Das Album, das entsteht, passt in den Zeitgeist der frühen Neunziger: Der Alternative Rock der Band ist von Funk-Anleihen ebenso durchzogen wie von Blues-Klecksern und Grunge-Nuancen gesprenkelt, konzentriert sich aber vollumfänglich auf die Wahnsinnsstimme von Linda Perry. Sie singt, sie röhrt, sie haucht, was das Zeug hält, kurz: Sie hat Stimmbänder aus einer anderen Dimension und trägt das Album zum weltweiten Erfolg: Nach Erscheinen am 13. Oktober 1992 kann sich Bigger, Better, Faster, More! Weltweit über sechs Millionen Mal verkaufen.

Neo-Hippie-Hymne

Das liegt, klar, vor allem an der Lead-Single What’s Up, die wahrscheinlich größte Neo-Hippie-Hymne der Neunziger. Er entsteht lange vor der Gründung der 4 Non Blondes. 1986arbeitet Linda Perry gerade als Kellnerin und trifft sich regelmäßig mit Stephan Jenkins von Third Eye Blind. Beide wollen Fuß fassen in der Musik, bekommen es aber nicht hin. Eines schicksalhaften Tages spielen sich die beiden mal wieder neue Songs vor – Perry zeigt ihm What’s Up und Jenkins spielt Semi-Charmed Life für sie. Beide Songs verkaufen sich gemeinsam 17 Millionen Mal.

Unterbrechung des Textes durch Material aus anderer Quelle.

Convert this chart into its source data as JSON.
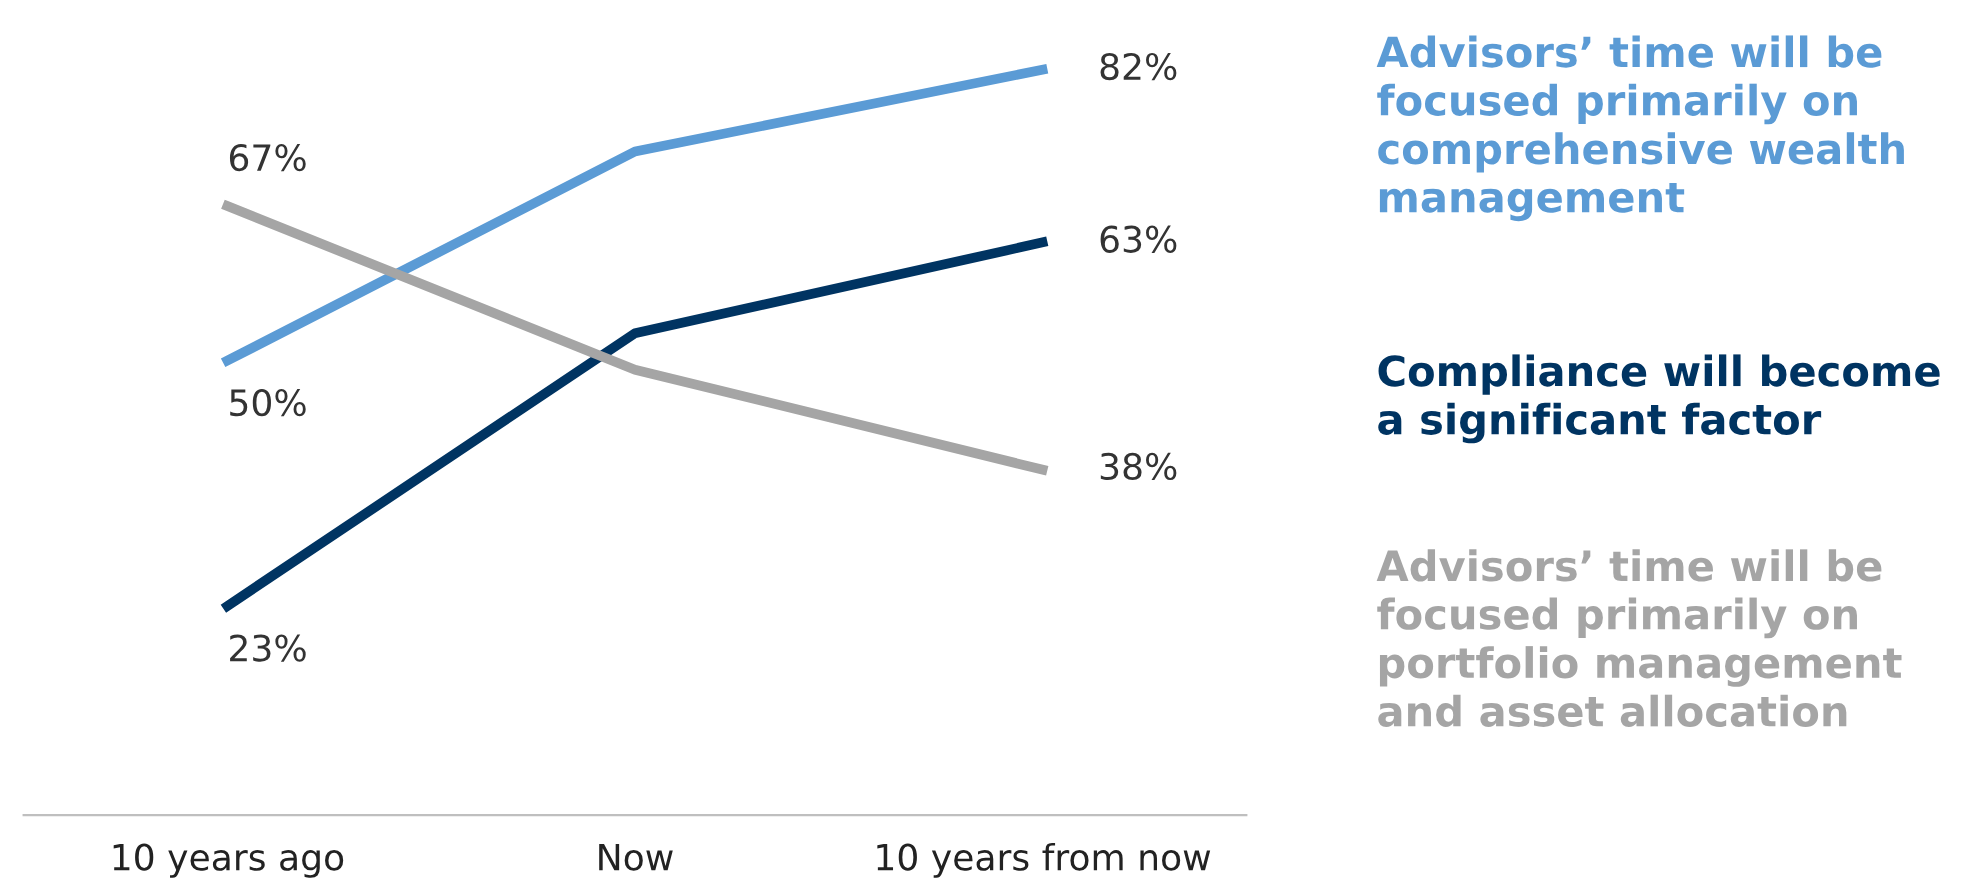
{
  "chart_data": {
    "type": "line",
    "categories": [
      "10 years ago",
      "Now",
      "10 years from now"
    ],
    "grid": false,
    "legend": "right",
    "marker": "none",
    "line_style": "solid",
    "series": [
      {
        "name": "Advisors’ time will be focused primarily on comprehensive wealth management",
        "color": "#5b9bd5",
        "values": [
          50,
          73,
          82
        ],
        "value_labels": [
          "50%",
          null,
          "82%"
        ]
      },
      {
        "name": "Compliance will become a significant factor",
        "color": "#003462",
        "values": [
          23,
          53,
          63
        ],
        "value_labels": [
          "23%",
          null,
          "63%"
        ]
      },
      {
        "name": "Advisors’ time will be focused primarily on portfolio management and asset allocation",
        "color": "#a5a5a5",
        "values": [
          67,
          49,
          38
        ],
        "value_labels": [
          "67%",
          null,
          "38%"
        ]
      }
    ]
  }
}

Bei den Aufnahmen kommt es spätestens jetzt zum Eklat: Linda Perry, eh schon unzufrieden mit der Arbeit von David Tickle, verabscheut seine Version des Songs. Sie nehmen ihn noch mal heimlich ohne Tickle auf und sorgen dafür, dass ebenjene Fassung auf dem Album landet. „Und das ist die Version“, die überall einschlug wie eine Bombe“, so äußerte sich Perry mal sehr selbstzufrieden.

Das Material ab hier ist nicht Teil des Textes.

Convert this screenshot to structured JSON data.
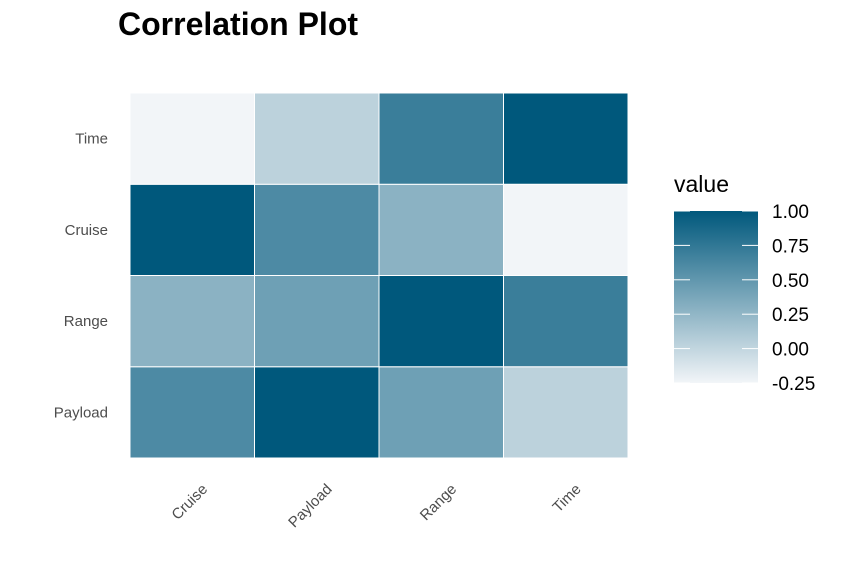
{
  "chart_data": {
    "type": "heatmap",
    "title": "Correlation Plot",
    "xlabel": "",
    "ylabel": "",
    "x_categories": [
      "Cruise",
      "Payload",
      "Range",
      "Time"
    ],
    "y_categories": [
      "Payload",
      "Range",
      "Cruise",
      "Time"
    ],
    "values": [
      [
        0.6,
        1.0,
        0.43,
        0.03
      ],
      [
        0.28,
        0.43,
        1.0,
        0.7
      ],
      [
        1.0,
        0.6,
        0.28,
        -0.25
      ],
      [
        -0.25,
        0.03,
        0.7,
        1.0
      ]
    ],
    "legend": {
      "title": "value",
      "position": "right",
      "ticks": [
        "1.00",
        "0.75",
        "0.50",
        "0.25",
        "0.00",
        "-0.25"
      ],
      "tick_values": [
        1.0,
        0.75,
        0.5,
        0.25,
        0.0,
        -0.25
      ],
      "range": [
        -0.25,
        1.0
      ]
    },
    "colors": {
      "low": "#f2f5f8",
      "high": "#00587c",
      "cell_border": "#ffffff"
    },
    "grid": false
  }
}
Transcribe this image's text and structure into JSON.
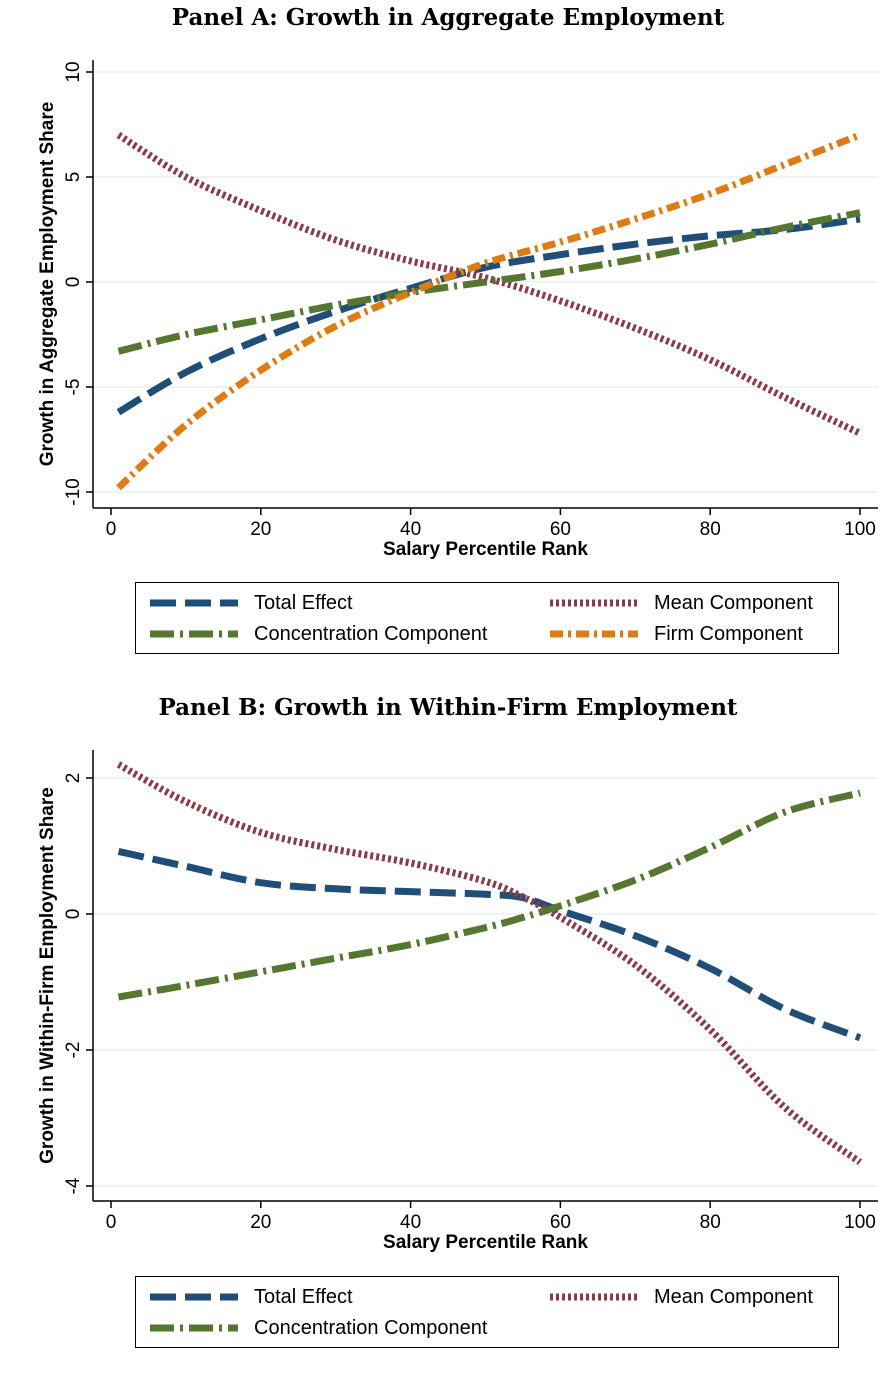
{
  "colors": {
    "total": "#1f4e79",
    "mean": "#8b3a48",
    "concentration": "#56772f",
    "firm": "#e07b12",
    "grid": "#e3ecee"
  },
  "chart_data": [
    {
      "type": "line",
      "title": "Panel A: Growth in Aggregate Employment",
      "xlabel": "Salary Percentile Rank",
      "ylabel": "Growth in Aggregate Employment Share",
      "xlim": [
        0,
        100
      ],
      "ylim": [
        -10,
        10
      ],
      "xticks": [
        "0",
        "20",
        "40",
        "60",
        "80",
        "100"
      ],
      "yticks": [
        "-10",
        "-5",
        "0",
        "5",
        "10"
      ],
      "grid": true,
      "legend_position": "bottom",
      "x": [
        1,
        10,
        20,
        30,
        40,
        50,
        60,
        70,
        80,
        90,
        100
      ],
      "series": [
        {
          "name": "Total Effect",
          "key": "total",
          "values": [
            -6.2,
            -4.3,
            -2.7,
            -1.4,
            -0.3,
            0.7,
            1.3,
            1.8,
            2.2,
            2.5,
            3.0
          ]
        },
        {
          "name": "Mean Component",
          "key": "mean",
          "values": [
            7.0,
            5.0,
            3.4,
            2.0,
            1.0,
            0.2,
            -0.9,
            -2.2,
            -3.7,
            -5.5,
            -7.2
          ]
        },
        {
          "name": "Concentration Component",
          "key": "concentration",
          "values": [
            -3.3,
            -2.5,
            -1.8,
            -1.1,
            -0.5,
            0.0,
            0.5,
            1.1,
            1.8,
            2.6,
            3.3
          ]
        },
        {
          "name": "Firm Component",
          "key": "firm",
          "values": [
            -9.8,
            -6.8,
            -4.2,
            -2.1,
            -0.5,
            0.9,
            1.9,
            3.0,
            4.2,
            5.6,
            7.0
          ]
        }
      ]
    },
    {
      "type": "line",
      "title": "Panel B: Growth in Within-Firm Employment",
      "xlabel": "Salary Percentile Rank",
      "ylabel": "Growth in Within-Firm Employment Share",
      "xlim": [
        0,
        100
      ],
      "ylim": [
        -4,
        2
      ],
      "xticks": [
        "0",
        "20",
        "40",
        "60",
        "80",
        "100"
      ],
      "yticks": [
        "-4",
        "-2",
        "0",
        "2"
      ],
      "grid": true,
      "legend_position": "bottom",
      "x": [
        1,
        10,
        20,
        30,
        40,
        50,
        55,
        60,
        70,
        80,
        90,
        100
      ],
      "series": [
        {
          "name": "Total Effect",
          "key": "total",
          "values": [
            0.92,
            0.7,
            0.46,
            0.37,
            0.33,
            0.29,
            0.24,
            0.05,
            -0.32,
            -0.8,
            -1.4,
            -1.82
          ]
        },
        {
          "name": "Mean Component",
          "key": "mean",
          "values": [
            2.2,
            1.65,
            1.2,
            0.95,
            0.75,
            0.48,
            0.25,
            -0.05,
            -0.75,
            -1.7,
            -2.85,
            -3.65
          ]
        },
        {
          "name": "Concentration Component",
          "key": "concentration",
          "values": [
            -1.22,
            -1.05,
            -0.85,
            -0.65,
            -0.45,
            -0.2,
            -0.05,
            0.12,
            0.5,
            0.98,
            1.5,
            1.78
          ]
        }
      ]
    }
  ]
}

Hits für Pink und Christina Aguilera

Dennoch ist der große Erfolg von What’s Up zugleich der Sargnagel für die 4 Non Blondes: Weitere Singles können nicht mal ansatzweise an diesen Hit anknüpfen. „Nach What’s Up hatten wir alle das Gefühl, das nächste Album voller solcher Songs zu packen“, so sagte Perry mal nach der Auflösung der Band. „Aber das fühlte sich nicht richtig an. Ich wollte am liebsten extrem seltsame, atmosphärische Musik machen.“ Seltsame, atmosphärische Musik verkauft aber eben keine paar Millionen Platten, also brechen die 4 Non Blondes 1994 mitten in den Arbeiten an ihrem zweiten Album auseinander – auch, wie Linda Perry nicht ohne Verbitterung erzählt, wegen ihrer offenen Homosexualität.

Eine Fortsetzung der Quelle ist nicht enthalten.